Created by @nathanedwards

at October 31st 2023, 5:16:05 pm.

AP_Calculus_AB-Questions

#calculus

#solid-of-revolution

#cylindrical-shells

Question:

A region in the xy-plane is defined by the curve $y=2x^2$ and the lines $x=0$ and $x=2$ . The region is bounded by the x-axis and the curve. The region is revolved around the x-axis, creating a solid of revolution. Find the volume of the solid.

Answer:

To find the volume of the solid, we will use the method of cylindrical shells. The volume of each cylindrical shell is given by the formula:

V = 2\pi \int_a^b r(x) h(x) dx

Where $r(x)$ is the radius of the shell at a given x-coordinate and $h(x)$ represents the height of the shell. In this case, $r(x)$ is equal to x (the distance from the x-axis to the curve), and $h(x)$ is equal to $2\pi x$ (the circumference of the shell).

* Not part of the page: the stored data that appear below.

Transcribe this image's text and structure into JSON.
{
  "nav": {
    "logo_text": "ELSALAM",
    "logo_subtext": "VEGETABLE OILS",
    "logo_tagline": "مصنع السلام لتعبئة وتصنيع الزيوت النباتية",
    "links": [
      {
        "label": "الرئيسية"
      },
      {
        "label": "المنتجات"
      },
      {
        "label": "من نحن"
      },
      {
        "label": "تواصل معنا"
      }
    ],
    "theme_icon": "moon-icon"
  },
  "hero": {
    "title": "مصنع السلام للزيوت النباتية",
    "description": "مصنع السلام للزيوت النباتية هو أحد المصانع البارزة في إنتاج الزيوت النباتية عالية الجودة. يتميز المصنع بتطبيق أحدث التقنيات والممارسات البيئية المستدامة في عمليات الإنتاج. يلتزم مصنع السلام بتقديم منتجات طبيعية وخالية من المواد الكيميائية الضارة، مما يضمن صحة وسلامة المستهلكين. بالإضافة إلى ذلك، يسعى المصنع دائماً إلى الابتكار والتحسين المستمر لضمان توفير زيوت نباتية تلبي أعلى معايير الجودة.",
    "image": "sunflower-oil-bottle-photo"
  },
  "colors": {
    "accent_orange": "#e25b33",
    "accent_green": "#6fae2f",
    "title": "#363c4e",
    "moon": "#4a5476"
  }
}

We need to find the limits of integration (a and b). The region is bounded by the x-axis and the curve, so the limits of integration are 0 and 2.

Now let's calculate the volume:

V = 2\pi \int_0^2 x \cdot 2\pi x^2 dx = 4\pi^2 \int_0^2 x^3 dx

Using the power rule of integration, we find:

V = 4\pi^2 \left[\frac{1}{4}x^4\right]_0^2

Evaluating at the limits of integration, we get:

V = 4\pi^2 \left(\frac{1}{4}(2)^4 - \frac{1}{4}(0)^4\right)

Simplifying, we have:

V = 4\pi^2 \left(\frac{16}{4}\right) = 4\pi^2 \cdot 4 = 16\pi^2

Therefore, the volume of the solid of revolution is 16π^2 cubic units.